How is TGF-β involved?
- Decreased MHC expression
- Co-stimulatory molecule expression
- Infiltration of different types of immune cells e.g. macrophages and if they are alternatively activated they can produced a lot of mediators TGF-β which is an immunosuppressant (can suppress T cells and cause them to differentiate into regulatory cells instead of actively killing T cells
- TGF-β can also induce epithelial to mesenchymal transition (EMT) in which the epithelial cells loose their conections to each other and become more migratory which leads to metastasis into bone, brain, lung etc
Describe Adoptive chimaeric antigen receptor (CAR) T cell therapy
- Adoptive T cell therapy involves isolation of tumour-specific T cells from patients and their expansion ex vivo – provides a (hopefully) large number of tumour-specific T cells
- These T cells are then engineered to express chimeric antigen receptors (CARs) that recognize cancer-specific antigens
Explain the importance of Immune checkpoint modulators
- Many checkpoints are present in the immune response to ensure that the cells of the immune system do not mistakenly destroy healthy cells during an immune response (autoimmune reaction)

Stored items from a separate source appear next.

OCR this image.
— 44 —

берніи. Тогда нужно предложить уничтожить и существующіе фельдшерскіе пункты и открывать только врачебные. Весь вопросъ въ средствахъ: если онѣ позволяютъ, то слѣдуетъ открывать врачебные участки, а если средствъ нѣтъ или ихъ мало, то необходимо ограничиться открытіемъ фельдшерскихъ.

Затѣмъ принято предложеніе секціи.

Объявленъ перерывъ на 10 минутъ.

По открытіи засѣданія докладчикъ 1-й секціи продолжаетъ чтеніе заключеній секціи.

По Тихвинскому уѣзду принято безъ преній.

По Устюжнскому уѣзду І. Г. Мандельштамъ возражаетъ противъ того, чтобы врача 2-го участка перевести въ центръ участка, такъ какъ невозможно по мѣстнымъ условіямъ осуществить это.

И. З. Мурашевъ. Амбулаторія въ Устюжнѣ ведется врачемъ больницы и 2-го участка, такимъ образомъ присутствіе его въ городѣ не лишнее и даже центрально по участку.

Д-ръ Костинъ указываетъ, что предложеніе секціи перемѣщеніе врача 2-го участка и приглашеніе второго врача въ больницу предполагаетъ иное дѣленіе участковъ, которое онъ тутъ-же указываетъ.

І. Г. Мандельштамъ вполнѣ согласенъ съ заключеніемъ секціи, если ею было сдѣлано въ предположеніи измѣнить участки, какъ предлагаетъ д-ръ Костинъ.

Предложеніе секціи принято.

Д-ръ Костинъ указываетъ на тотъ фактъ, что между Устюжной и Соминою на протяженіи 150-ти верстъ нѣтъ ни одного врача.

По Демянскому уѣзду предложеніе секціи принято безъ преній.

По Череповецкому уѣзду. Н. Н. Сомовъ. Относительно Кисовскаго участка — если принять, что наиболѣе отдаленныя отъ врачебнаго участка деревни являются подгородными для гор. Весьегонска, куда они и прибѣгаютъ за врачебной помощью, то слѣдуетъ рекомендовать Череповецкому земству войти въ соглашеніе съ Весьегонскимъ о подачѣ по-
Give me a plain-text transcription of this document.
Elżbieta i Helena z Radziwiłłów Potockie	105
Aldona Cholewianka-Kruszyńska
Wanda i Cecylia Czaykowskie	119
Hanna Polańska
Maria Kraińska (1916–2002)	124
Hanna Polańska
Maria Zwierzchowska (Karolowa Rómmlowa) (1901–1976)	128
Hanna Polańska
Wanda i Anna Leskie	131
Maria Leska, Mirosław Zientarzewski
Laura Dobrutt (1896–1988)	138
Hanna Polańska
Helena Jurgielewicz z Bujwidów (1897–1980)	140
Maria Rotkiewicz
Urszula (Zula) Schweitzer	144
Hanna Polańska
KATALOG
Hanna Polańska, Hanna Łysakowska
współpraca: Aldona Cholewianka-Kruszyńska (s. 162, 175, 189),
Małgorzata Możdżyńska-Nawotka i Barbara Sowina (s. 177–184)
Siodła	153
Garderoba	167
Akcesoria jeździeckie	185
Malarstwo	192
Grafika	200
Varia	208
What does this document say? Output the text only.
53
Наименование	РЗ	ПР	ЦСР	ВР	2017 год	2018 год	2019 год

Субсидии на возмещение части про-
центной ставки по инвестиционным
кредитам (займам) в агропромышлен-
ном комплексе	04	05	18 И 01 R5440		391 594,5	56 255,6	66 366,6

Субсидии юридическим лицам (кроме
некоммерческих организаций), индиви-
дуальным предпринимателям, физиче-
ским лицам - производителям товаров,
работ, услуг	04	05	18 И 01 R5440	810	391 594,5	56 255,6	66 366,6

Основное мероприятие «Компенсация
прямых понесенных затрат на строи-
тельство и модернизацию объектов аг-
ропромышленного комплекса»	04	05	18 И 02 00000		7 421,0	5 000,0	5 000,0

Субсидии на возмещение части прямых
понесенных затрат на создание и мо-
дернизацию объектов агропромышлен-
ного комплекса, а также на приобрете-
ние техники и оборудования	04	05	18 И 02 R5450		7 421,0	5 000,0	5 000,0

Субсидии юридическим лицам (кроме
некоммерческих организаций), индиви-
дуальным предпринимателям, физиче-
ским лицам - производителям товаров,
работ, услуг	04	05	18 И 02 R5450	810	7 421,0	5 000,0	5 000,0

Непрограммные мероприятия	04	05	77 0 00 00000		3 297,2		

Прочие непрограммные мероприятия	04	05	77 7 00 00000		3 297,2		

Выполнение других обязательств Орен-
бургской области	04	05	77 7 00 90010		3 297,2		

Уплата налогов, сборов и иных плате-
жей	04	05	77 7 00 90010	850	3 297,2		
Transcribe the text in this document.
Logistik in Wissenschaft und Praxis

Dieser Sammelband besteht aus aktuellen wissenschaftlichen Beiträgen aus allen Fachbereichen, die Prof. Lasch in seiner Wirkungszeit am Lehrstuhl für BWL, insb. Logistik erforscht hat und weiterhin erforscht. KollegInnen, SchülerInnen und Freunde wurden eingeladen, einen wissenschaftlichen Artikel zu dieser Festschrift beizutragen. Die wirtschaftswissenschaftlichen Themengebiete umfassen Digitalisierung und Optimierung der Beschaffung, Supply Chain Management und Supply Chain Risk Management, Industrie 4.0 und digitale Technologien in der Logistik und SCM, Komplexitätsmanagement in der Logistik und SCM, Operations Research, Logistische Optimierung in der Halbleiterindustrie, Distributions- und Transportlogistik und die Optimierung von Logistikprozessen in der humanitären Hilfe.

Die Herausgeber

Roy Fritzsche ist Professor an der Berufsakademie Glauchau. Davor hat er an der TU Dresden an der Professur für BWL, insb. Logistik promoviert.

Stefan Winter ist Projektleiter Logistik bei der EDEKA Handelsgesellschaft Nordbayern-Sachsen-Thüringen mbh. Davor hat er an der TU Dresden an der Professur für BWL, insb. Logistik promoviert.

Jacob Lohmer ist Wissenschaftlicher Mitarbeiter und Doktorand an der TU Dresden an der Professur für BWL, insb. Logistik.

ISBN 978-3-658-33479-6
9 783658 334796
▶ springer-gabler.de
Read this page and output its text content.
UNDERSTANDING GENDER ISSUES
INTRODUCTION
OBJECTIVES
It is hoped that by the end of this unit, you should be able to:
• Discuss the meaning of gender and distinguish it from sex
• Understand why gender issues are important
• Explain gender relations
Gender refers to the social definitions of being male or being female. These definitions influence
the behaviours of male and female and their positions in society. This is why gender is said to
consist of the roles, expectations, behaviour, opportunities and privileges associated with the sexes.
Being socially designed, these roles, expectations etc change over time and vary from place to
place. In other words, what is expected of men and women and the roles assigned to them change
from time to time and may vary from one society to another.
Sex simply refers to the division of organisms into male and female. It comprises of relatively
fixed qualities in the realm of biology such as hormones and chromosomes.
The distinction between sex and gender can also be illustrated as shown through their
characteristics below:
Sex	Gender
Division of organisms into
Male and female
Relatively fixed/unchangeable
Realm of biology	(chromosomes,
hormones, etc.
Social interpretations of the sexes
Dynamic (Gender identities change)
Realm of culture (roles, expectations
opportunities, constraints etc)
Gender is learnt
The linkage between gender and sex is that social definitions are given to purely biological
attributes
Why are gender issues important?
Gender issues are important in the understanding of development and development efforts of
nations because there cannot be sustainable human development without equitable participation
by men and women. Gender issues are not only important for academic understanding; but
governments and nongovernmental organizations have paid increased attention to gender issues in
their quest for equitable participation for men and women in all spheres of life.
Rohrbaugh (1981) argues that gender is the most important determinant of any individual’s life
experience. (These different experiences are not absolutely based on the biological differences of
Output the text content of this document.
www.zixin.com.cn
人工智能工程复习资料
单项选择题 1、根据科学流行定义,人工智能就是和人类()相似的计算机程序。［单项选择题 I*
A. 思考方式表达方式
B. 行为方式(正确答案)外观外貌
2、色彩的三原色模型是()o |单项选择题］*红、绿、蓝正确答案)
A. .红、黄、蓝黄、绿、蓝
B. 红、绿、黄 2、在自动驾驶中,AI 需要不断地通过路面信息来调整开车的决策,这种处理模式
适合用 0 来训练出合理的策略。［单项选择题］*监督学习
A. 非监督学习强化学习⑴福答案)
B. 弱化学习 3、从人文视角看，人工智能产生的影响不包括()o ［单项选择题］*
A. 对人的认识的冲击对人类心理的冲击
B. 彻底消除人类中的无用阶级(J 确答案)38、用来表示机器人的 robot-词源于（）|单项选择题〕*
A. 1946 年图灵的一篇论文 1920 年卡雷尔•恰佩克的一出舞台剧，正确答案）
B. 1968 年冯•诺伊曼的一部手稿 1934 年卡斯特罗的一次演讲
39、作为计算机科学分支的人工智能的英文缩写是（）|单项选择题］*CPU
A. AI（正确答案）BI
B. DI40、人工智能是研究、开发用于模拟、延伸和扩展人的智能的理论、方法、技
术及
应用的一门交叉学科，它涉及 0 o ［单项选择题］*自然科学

- Cancer cells have adapted to exploit these immune checkpoints as way to evade immune detection and elimination
- By using checkpoint inhibitors (blocking PD-1, PD-L1 and CTLA-4 with monoclonal antibodies), the immune system can overcome the cancer’s ability to resist the immune responses and stimulate the body’s own mechanisms to remain effective in its defences against cancer
Explain cancer vaccines:
What are they efficient for?
What do they consist of?
What do they target?
- Vaccines may be particularly efficient for low mutational burden tumours, where anti-PD1 monotherapy efficiency is limited by low levels of T cell clones primed for tumour antigens
- Cancer vaccines consists of the administration of tumour-associated antigens – for example melanoma-associated antigen-A3 (MAGE-A3) – in the form of either peptides or recombinant proteins in the presence of adequate adjuvants (an additional component that stimulates the immune response)
- Targeting biologically relevant antigens via vaccination in animal models has resulted in both tumour inhibition and modulation of the biology of the tumour to make cancer more amenable to standard treatments
- The vaccines are effectively reprogramming dendritic cells. They can be harvested, loaded with antigen and given another stimulant (adjuvant) that hyperactivates the dendritic cell which get sent back into the patients body.
- The dendritic cells are already programmed to present antigen to T cells so they migrate to the lymph node and activate T cells which will seek out and destroy tumours.